Large or small Raid 5 with SSD

travisdh1

@Dashrender said in Large or small Raid 5 with SSD:

@scottalanmiller said in Large or small Raid 5 with SSD:

@Donahue said in Large or small Raid 5 with SSD:

just to clarify, we are talking about two different risks, with two different triggers, correct? The risk of a second disk failure while degraded, which is triggered the moment the first disk dies. The second risk (and less so for SSD) is URE, but my question is does this risk only trigger once you initiate a rebuild? Because it is the rebuild itself that is trying to read the unreadable block during its parity calculation?

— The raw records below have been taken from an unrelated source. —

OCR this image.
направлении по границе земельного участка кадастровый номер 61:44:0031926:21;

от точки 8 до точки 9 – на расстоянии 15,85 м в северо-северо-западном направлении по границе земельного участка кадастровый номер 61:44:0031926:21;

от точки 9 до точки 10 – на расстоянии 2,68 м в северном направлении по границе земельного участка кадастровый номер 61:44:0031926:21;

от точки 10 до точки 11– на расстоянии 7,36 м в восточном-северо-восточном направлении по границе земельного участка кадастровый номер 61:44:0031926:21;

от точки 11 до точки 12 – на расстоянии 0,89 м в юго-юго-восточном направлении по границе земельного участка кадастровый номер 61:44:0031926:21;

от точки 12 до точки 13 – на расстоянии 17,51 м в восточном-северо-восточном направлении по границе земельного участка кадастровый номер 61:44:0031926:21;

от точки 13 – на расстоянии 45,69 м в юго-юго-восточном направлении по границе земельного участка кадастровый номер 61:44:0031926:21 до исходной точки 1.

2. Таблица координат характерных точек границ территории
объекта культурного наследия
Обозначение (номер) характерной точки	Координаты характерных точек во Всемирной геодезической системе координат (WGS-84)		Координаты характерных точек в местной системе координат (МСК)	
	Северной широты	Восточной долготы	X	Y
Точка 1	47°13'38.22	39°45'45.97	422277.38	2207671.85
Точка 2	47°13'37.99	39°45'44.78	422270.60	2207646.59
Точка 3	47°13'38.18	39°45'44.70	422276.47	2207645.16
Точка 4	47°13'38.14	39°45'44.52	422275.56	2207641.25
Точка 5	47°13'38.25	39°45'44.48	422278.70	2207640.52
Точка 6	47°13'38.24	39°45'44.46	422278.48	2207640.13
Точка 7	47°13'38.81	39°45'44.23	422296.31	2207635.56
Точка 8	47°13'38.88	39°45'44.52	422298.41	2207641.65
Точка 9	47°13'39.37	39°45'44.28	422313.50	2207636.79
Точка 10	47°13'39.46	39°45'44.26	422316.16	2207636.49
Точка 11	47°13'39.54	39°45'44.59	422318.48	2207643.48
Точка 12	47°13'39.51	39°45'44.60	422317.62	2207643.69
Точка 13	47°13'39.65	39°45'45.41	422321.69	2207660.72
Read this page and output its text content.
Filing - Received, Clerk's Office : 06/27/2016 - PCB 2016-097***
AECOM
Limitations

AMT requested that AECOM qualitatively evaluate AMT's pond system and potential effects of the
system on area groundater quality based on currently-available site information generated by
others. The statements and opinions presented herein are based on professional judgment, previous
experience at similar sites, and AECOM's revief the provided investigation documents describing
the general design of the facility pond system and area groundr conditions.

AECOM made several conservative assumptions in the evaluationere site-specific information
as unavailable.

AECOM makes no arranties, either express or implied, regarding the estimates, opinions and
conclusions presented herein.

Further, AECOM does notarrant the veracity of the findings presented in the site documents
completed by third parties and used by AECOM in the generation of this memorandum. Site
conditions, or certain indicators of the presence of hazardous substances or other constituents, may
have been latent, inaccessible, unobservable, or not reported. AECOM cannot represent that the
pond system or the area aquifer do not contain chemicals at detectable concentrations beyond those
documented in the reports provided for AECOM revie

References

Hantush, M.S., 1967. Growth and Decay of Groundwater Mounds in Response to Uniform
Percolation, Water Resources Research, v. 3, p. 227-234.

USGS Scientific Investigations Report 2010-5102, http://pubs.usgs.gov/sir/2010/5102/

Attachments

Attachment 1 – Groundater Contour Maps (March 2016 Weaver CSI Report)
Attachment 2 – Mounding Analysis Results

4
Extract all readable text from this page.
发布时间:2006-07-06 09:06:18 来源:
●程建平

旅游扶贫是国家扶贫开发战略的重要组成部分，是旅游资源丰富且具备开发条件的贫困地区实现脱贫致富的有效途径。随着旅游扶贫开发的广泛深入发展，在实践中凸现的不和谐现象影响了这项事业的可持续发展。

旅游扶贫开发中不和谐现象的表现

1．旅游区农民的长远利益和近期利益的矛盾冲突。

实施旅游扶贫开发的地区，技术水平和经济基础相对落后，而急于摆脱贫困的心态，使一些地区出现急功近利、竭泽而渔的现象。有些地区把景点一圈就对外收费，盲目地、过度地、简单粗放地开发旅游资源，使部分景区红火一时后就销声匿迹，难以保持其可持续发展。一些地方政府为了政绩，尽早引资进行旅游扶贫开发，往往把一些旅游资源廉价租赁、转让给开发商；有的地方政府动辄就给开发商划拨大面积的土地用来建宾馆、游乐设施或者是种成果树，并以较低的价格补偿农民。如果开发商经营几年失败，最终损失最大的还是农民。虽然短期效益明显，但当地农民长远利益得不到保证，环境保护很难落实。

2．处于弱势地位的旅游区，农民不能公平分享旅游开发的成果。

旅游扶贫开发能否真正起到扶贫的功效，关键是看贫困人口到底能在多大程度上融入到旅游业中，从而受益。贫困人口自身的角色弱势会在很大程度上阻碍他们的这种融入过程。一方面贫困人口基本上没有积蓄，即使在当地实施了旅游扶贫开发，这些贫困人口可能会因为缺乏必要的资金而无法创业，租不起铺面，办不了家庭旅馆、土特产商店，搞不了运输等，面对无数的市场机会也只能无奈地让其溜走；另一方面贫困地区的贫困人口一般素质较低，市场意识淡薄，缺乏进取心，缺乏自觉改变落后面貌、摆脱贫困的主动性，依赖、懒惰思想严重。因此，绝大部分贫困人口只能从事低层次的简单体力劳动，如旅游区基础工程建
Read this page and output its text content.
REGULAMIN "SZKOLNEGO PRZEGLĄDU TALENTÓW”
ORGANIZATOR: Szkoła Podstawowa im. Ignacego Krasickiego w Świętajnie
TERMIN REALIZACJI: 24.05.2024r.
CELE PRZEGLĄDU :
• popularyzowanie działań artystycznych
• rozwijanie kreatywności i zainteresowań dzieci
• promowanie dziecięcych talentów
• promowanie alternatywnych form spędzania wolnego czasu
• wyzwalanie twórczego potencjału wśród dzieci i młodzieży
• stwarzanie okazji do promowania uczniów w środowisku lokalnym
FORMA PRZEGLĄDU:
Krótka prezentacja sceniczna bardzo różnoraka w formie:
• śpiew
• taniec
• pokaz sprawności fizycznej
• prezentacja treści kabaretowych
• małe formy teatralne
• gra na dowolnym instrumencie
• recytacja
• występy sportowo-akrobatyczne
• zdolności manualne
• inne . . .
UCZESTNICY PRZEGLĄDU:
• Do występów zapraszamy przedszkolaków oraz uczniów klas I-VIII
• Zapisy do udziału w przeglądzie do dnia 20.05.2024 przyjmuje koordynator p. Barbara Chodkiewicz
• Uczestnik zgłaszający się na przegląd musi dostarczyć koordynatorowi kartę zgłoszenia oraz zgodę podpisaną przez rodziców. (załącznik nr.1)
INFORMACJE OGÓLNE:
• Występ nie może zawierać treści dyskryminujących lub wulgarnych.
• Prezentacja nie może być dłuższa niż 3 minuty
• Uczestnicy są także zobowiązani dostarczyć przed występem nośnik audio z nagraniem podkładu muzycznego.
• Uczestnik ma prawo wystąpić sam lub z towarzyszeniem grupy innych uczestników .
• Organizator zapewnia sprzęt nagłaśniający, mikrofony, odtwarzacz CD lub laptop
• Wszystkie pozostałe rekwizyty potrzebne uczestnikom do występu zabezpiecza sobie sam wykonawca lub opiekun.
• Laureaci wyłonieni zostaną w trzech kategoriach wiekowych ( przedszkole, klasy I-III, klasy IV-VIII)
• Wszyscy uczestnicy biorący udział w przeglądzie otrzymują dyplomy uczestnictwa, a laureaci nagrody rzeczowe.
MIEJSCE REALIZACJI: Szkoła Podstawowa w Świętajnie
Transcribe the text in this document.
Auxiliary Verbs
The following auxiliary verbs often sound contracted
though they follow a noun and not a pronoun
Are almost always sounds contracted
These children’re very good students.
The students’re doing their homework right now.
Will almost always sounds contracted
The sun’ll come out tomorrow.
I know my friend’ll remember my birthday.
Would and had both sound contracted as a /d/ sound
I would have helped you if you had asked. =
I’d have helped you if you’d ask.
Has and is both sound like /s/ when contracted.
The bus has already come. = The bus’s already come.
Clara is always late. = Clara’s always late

The URE risk only triggers once you trigger a rebuild, but the shift risk happens the moment you delay replacing the disk. You can't win through that thought process.

How is the URE not a risk the instant the first drive fails.

It is a risk, but because we're talking SSD specifically, the chance of a URE failure is exponentially smaller than a HDD. The flash will normally fail before a URE. Not impossible, just the chance of it actually happening is much smaller than other failures happening.

Can't a URE happen during normal disk operation? i.e. you're in degraded status - and while reading before starting the rebuild, hit an URE?

Normal operation of the RAID would correct the issue. Degraded status depends on the type of RAID IE: RAID6 degraded mode should function as a RAID5, so a URE doesn't become a problem until the 2nd drive fails.

Again, URE is not an expected failure point for SSD drives. Not that it can't happen, it's just very unlikely.

scottalanmiller

@Dashrender said in Large or small Raid 5 with SSD:

@scottalanmiller said in Large or small Raid 5 with SSD:

@Donahue said in Large or small Raid 5 with SSD:

just to clarify, we are talking about two different risks, with two different triggers, correct? The risk of a second disk failure while degraded, which is triggered the moment the first disk dies. The second risk (and less so for SSD) is URE, but my question is does this risk only trigger once you initiate a rebuild? Because it is the rebuild itself that is trying to read the unreadable block during its parity calculation?

The URE risk only triggers once you trigger a rebuild, but the shift risk happens the moment you delay replacing the disk. You can't win through that thought process.

How is the URE not a risk the instant the first drive fails. Can't a URE happen during normal disk operation? i.e. you're in degraded status - and while reading before starting the rebuild, hit an URE?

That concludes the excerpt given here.